Collecting histogram statistics

You can enable improved access path selection by collecting histogram statistics.

About this task

Db2 uses histogram statistics to estimate predicate selectivity from value-distribution statistics that are collected over the entire range of values in a data set.

The recommendation is to collect histogram statistics for columns that are specified in predicates, ORDER BY, GROUP BY, and HAVING clauses of SQL statements. Histogram statistics are most helpful for range, LIKE, and BETWEEN predicates, but they can also improve selectivity for equality, IS NULL, and IN predicates, and predicates that compare two columns.

The collection of histogram requires a sort operation. In the event that FREQVAL statistics are also collected, the same sort operation is used.

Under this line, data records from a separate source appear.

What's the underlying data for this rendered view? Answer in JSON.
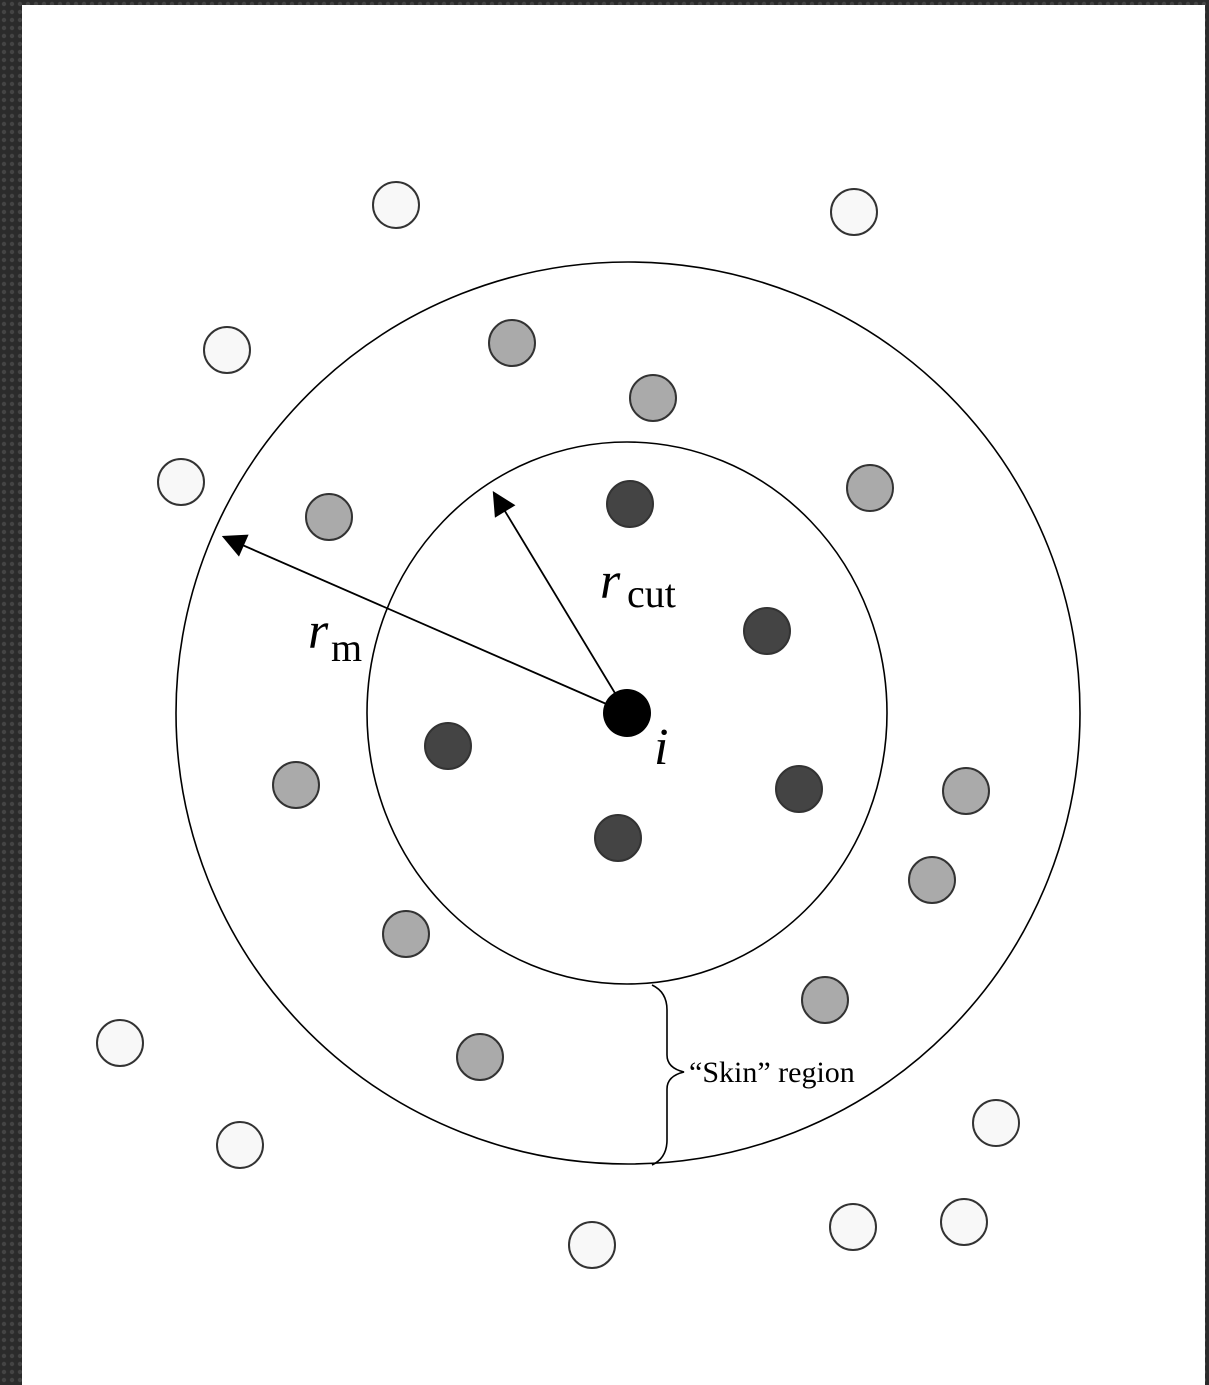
{
  "labels": {
    "outer_radius": {
      "symbol": "r",
      "subscript": "m"
    },
    "cutoff_radius": {
      "symbol": "r",
      "subscript": "cut"
    },
    "center_particle": "i",
    "skin": "“Skin” region"
  }
}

For indexes with columns of mixed order, statistics can be collected only for the prefix columns of the same order.

Procedure

To collect histogram statistics:

  • Specify the HISTOGRAM option when you invoke one of the following utilities:
    • RUNSTATS
    • LOAD with the REPLACE, STATISTICS, and INDEX options.
    • REORG INDEX with the inline STATISTICS option.
    • REORG TABLESPACE with the inline STATISTICS option.
    • REBUILD INDEX
    Important: Histogram statistics that you collect through RUNSTATS are not the same as histogram statistics that you collect through other methods. Histogram statistics that you collect with LOAD, REORG, or REBUILD are only rough estimates. To obtain more exact statistics, use RUNSTATS.
  • Optional: Specify an integer value for the NUMQUANTILES option to set a guideline for number of intervals that Db2 uses for the histogram statistics.
    The value must be greater than or equal to one, and less than or equal to 100.

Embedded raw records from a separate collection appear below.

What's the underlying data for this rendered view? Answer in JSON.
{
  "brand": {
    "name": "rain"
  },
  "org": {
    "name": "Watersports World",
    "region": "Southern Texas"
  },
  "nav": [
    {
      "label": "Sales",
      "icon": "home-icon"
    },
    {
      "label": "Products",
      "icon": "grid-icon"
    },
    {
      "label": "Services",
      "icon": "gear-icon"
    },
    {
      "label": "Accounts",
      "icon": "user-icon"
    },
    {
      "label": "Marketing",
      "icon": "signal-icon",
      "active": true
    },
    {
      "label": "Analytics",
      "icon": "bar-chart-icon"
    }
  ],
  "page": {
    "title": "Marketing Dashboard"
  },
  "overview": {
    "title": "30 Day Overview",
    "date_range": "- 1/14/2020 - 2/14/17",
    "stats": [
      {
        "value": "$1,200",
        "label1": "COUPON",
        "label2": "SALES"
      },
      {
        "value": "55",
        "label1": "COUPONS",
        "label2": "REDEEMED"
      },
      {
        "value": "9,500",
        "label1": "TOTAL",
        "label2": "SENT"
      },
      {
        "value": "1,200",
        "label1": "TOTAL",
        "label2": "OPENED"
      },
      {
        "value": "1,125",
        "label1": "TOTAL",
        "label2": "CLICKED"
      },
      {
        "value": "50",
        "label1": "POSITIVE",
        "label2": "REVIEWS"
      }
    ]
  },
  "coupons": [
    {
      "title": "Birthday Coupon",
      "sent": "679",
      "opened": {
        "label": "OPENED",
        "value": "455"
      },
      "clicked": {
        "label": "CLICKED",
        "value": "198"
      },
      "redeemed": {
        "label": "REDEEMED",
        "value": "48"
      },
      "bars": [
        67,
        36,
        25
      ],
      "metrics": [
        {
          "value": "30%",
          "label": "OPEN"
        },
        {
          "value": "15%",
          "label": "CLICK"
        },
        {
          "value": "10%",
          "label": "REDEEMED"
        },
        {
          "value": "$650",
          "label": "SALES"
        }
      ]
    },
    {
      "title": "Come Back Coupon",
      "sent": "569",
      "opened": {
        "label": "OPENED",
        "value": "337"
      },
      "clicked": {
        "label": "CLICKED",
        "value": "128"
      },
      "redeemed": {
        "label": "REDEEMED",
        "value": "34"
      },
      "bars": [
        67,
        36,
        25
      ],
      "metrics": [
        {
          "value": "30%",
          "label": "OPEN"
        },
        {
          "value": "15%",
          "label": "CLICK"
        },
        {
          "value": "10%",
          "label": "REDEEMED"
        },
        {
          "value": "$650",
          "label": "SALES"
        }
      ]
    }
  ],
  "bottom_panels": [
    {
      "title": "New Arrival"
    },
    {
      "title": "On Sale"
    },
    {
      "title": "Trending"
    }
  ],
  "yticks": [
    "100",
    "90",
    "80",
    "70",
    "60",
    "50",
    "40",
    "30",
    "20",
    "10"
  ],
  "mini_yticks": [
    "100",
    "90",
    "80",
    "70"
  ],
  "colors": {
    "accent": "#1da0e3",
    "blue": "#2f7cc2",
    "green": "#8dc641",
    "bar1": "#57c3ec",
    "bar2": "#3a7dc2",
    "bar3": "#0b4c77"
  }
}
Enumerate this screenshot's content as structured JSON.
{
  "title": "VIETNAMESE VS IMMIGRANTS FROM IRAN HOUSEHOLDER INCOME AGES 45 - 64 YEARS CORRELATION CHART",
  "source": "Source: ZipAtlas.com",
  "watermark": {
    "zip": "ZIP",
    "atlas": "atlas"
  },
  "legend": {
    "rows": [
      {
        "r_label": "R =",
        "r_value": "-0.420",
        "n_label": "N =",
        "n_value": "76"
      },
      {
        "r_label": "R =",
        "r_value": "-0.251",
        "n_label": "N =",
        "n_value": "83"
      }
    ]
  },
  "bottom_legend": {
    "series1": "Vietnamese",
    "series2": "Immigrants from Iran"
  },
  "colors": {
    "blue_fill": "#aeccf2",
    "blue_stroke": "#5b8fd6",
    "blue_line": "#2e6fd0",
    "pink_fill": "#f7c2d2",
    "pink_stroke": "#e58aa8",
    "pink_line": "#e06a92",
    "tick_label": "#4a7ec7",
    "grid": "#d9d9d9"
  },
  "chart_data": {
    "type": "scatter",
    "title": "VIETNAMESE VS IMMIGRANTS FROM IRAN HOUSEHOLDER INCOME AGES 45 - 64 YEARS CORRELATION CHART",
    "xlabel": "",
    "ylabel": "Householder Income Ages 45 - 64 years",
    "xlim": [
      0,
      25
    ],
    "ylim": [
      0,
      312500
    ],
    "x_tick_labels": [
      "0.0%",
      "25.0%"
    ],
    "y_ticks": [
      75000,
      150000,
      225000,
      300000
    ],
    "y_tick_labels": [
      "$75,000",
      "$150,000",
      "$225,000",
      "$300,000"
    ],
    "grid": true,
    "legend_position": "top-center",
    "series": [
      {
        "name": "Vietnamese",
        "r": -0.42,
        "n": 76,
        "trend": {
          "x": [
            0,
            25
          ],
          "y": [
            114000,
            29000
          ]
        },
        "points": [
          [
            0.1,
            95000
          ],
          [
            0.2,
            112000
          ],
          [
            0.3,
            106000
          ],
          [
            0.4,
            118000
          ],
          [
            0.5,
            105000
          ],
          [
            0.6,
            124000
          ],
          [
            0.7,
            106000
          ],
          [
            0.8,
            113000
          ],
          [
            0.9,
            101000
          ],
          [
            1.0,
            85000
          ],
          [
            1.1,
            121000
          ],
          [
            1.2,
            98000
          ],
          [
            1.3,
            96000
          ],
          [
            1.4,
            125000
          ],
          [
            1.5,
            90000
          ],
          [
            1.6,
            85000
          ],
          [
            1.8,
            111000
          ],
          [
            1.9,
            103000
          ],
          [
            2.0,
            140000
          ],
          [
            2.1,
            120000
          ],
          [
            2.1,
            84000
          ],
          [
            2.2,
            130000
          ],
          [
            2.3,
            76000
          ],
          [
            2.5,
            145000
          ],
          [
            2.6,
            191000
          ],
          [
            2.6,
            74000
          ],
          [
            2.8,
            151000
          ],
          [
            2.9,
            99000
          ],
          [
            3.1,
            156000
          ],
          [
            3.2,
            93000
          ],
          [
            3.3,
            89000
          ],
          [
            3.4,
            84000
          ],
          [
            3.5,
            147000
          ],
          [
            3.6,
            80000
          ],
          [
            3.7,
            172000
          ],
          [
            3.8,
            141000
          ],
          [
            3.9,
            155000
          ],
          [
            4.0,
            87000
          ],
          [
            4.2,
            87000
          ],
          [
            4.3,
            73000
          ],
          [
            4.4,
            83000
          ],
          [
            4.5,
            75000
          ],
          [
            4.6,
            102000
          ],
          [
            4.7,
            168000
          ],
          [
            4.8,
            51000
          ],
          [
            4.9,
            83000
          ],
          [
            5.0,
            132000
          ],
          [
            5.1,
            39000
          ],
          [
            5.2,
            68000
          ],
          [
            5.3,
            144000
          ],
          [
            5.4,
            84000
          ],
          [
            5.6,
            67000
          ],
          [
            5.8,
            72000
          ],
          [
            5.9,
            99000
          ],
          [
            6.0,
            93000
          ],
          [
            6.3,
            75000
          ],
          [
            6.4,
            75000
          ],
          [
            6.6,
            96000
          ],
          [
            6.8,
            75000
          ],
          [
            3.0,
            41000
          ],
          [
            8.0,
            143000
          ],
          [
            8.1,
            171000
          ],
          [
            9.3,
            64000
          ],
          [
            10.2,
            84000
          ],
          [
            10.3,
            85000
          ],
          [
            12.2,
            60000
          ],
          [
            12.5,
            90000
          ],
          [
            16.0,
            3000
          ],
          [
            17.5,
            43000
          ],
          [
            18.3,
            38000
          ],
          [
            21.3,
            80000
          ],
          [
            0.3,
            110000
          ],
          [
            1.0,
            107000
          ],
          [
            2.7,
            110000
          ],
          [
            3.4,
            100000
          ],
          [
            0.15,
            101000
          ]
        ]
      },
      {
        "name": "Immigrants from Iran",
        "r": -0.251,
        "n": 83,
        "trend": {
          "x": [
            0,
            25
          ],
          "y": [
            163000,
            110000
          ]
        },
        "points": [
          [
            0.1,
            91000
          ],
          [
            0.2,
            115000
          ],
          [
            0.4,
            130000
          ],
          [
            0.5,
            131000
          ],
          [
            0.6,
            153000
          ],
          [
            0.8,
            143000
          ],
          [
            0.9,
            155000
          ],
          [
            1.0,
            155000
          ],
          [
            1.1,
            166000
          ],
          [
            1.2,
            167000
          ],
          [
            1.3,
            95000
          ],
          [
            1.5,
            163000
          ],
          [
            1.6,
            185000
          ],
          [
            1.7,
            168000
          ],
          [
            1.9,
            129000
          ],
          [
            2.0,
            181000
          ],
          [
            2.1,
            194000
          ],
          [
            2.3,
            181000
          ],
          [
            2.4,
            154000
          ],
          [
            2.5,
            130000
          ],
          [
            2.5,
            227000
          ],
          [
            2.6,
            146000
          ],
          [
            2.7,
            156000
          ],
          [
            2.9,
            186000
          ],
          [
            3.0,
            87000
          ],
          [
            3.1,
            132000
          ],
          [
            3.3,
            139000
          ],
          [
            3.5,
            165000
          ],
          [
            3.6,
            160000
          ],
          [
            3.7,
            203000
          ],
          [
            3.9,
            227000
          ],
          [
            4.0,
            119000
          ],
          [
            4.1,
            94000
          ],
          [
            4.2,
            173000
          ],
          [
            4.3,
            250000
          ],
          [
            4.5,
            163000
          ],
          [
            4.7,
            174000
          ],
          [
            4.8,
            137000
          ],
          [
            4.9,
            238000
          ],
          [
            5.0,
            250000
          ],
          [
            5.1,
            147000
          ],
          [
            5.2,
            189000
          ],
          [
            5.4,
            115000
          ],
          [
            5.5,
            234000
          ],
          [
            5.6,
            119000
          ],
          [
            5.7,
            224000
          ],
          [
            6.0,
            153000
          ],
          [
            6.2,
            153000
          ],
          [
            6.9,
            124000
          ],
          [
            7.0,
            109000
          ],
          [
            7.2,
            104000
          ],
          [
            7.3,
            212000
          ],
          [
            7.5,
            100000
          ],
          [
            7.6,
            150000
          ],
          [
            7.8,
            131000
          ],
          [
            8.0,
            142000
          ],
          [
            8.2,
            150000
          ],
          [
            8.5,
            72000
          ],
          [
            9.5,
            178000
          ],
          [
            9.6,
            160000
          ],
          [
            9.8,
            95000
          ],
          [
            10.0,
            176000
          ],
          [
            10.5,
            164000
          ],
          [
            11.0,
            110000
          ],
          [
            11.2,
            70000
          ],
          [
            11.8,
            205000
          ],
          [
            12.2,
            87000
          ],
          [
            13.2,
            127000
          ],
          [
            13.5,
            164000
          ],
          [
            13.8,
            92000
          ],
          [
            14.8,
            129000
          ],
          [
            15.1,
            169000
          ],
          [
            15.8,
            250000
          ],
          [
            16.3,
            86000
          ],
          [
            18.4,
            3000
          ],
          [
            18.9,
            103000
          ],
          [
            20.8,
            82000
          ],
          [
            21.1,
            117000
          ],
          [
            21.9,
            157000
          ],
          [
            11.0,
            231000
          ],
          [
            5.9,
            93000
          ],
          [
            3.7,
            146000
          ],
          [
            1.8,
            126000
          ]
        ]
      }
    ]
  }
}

    The recommendation is to not specify the value of NUMQUANTILES in most cases. When the NUMQUANTILES value is not specified, Db2 uses as many as 100 intervals. However, Db2 might collect a smaller number of intervals, which is optimized for the number of rows and the number of distinct values in the table, and other factors.

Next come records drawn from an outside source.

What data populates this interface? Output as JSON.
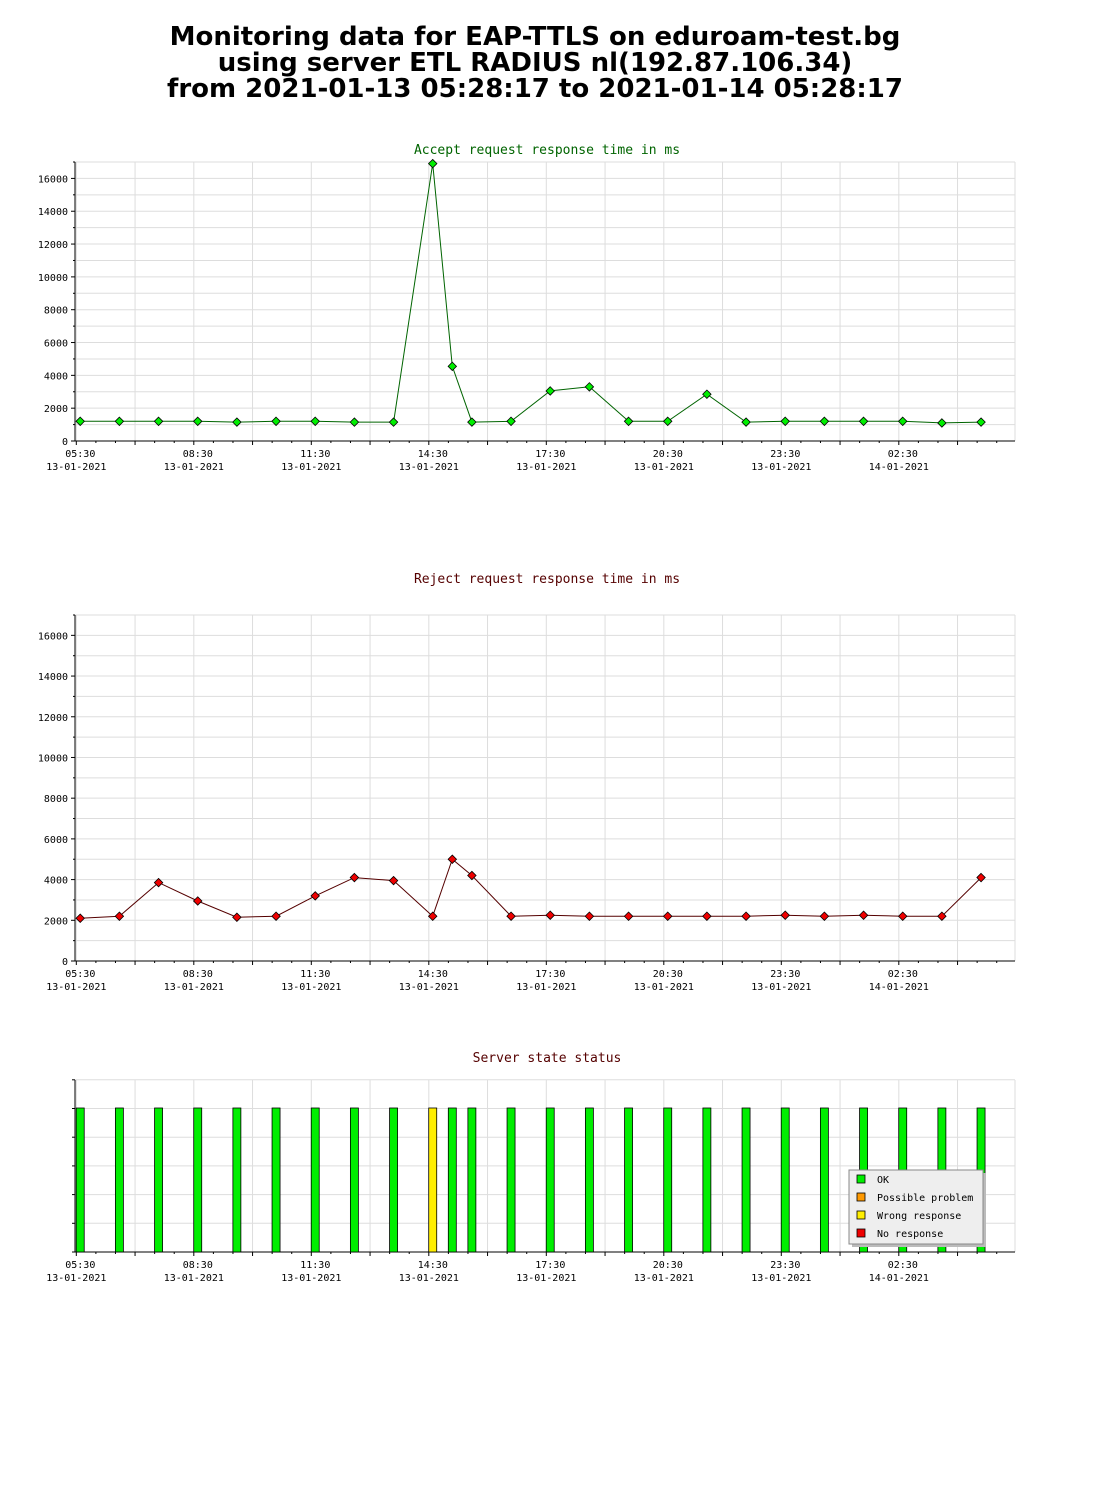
{
  "header": {
    "line1": "Monitoring data for EAP-TTLS on eduroam-test.bg",
    "line2": "using server ETL RADIUS nl(192.87.106.34)",
    "line3": "from 2021-01-13 05:28:17 to 2021-01-14 05:28:17"
  },
  "colors": {
    "accept_line": "#006400",
    "accept_marker": "#00ee00",
    "reject_line": "#550000",
    "reject_marker": "#ee0000",
    "ok": "#00ee00",
    "possible_problem": "#ff9900",
    "wrong_response": "#ffee00",
    "no_response": "#ee0000",
    "grid": "#dddddd"
  },
  "x_axis": {
    "ticks": [
      {
        "time": "05:30",
        "date": "13-01-2021"
      },
      {
        "time": "08:30",
        "date": "13-01-2021"
      },
      {
        "time": "11:30",
        "date": "13-01-2021"
      },
      {
        "time": "14:30",
        "date": "13-01-2021"
      },
      {
        "time": "17:30",
        "date": "13-01-2021"
      },
      {
        "time": "20:30",
        "date": "13-01-2021"
      },
      {
        "time": "23:30",
        "date": "13-01-2021"
      },
      {
        "time": "02:30",
        "date": "14-01-2021"
      }
    ]
  },
  "chart_data": [
    {
      "type": "line",
      "title": "Accept request response time in ms",
      "xlabel": "",
      "ylabel": "",
      "xlim": [
        "2021-01-13 05:28",
        "2021-01-14 05:28"
      ],
      "ylim": [
        0,
        17000
      ],
      "yticks": [
        0,
        2000,
        4000,
        6000,
        8000,
        10000,
        12000,
        14000,
        16000
      ],
      "grid": true,
      "series": [
        {
          "x": [
            "2021-01-13 05:36",
            "2021-01-13 06:36",
            "2021-01-13 07:36",
            "2021-01-13 08:36",
            "2021-01-13 09:36",
            "2021-01-13 10:36",
            "2021-01-13 11:36",
            "2021-01-13 12:36",
            "2021-01-13 13:36",
            "2021-01-13 14:36",
            "2021-01-13 15:06",
            "2021-01-13 15:36",
            "2021-01-13 16:36",
            "2021-01-13 17:36",
            "2021-01-13 18:36",
            "2021-01-13 19:36",
            "2021-01-13 20:36",
            "2021-01-13 21:36",
            "2021-01-13 22:36",
            "2021-01-13 23:36",
            "2021-01-14 00:36",
            "2021-01-14 01:36",
            "2021-01-14 02:36",
            "2021-01-14 03:36",
            "2021-01-14 04:36"
          ],
          "y": [
            1200,
            1200,
            1200,
            1200,
            1150,
            1200,
            1200,
            1150,
            1150,
            16900,
            4550,
            1150,
            1200,
            3050,
            3300,
            1200,
            1200,
            2850,
            1150,
            1200,
            1200,
            1200,
            1200,
            1100,
            1150
          ]
        }
      ]
    },
    {
      "type": "line",
      "title": "Reject request response time in ms",
      "xlabel": "",
      "ylabel": "",
      "xlim": [
        "2021-01-13 05:28",
        "2021-01-14 05:28"
      ],
      "ylim": [
        0,
        17000
      ],
      "yticks": [
        0,
        2000,
        4000,
        6000,
        8000,
        10000,
        12000,
        14000,
        16000
      ],
      "grid": true,
      "series": [
        {
          "x": [
            "2021-01-13 05:36",
            "2021-01-13 06:36",
            "2021-01-13 07:36",
            "2021-01-13 08:36",
            "2021-01-13 09:36",
            "2021-01-13 10:36",
            "2021-01-13 11:36",
            "2021-01-13 12:36",
            "2021-01-13 13:36",
            "2021-01-13 14:36",
            "2021-01-13 15:06",
            "2021-01-13 15:36",
            "2021-01-13 16:36",
            "2021-01-13 17:36",
            "2021-01-13 18:36",
            "2021-01-13 19:36",
            "2021-01-13 20:36",
            "2021-01-13 21:36",
            "2021-01-13 22:36",
            "2021-01-13 23:36",
            "2021-01-14 00:36",
            "2021-01-14 01:36",
            "2021-01-14 02:36",
            "2021-01-14 03:36",
            "2021-01-14 04:36"
          ],
          "y": [
            2100,
            2200,
            3850,
            2950,
            2150,
            2200,
            3200,
            4100,
            3950,
            2200,
            5000,
            4200,
            2200,
            2250,
            2200,
            2200,
            2200,
            2200,
            2200,
            2250,
            2200,
            2250,
            2200,
            2200,
            4100
          ]
        }
      ]
    },
    {
      "type": "bar",
      "title": "Server state status",
      "xlim": [
        "2021-01-13 05:28",
        "2021-01-14 05:28"
      ],
      "grid": true,
      "legend": "right",
      "legend_entries": [
        "OK",
        "Possible problem",
        "Wrong response",
        "No response"
      ],
      "x": [
        "2021-01-13 05:36",
        "2021-01-13 06:36",
        "2021-01-13 07:36",
        "2021-01-13 08:36",
        "2021-01-13 09:36",
        "2021-01-13 10:36",
        "2021-01-13 11:36",
        "2021-01-13 12:36",
        "2021-01-13 13:36",
        "2021-01-13 14:36",
        "2021-01-13 15:06",
        "2021-01-13 15:36",
        "2021-01-13 16:36",
        "2021-01-13 17:36",
        "2021-01-13 18:36",
        "2021-01-13 19:36",
        "2021-01-13 20:36",
        "2021-01-13 21:36",
        "2021-01-13 22:36",
        "2021-01-13 23:36",
        "2021-01-14 00:36",
        "2021-01-14 01:36",
        "2021-01-14 02:36",
        "2021-01-14 03:36",
        "2021-01-14 04:36"
      ],
      "states": [
        "OK",
        "OK",
        "OK",
        "OK",
        "OK",
        "OK",
        "OK",
        "OK",
        "OK",
        "Wrong response",
        "OK",
        "OK",
        "OK",
        "OK",
        "OK",
        "OK",
        "OK",
        "OK",
        "OK",
        "OK",
        "OK",
        "OK",
        "OK",
        "OK",
        "OK"
      ]
    }
  ]
}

    You might want to specify a specific value for NUMQUANTILES for certain applications situations that are well understood. For example, if queries frequently specify range intervals such as 0-10%, 10-20%, 20-30%, and so on, then a NUMQUANTILES value of 10 might be more appropriate.

    Even when you specify a value for NUMQUANTILES, the exact number of resulting intervals that Db2 creates is likely to vary from the value that you specify, depending on the number of rows, the number of distinct values, and other factors.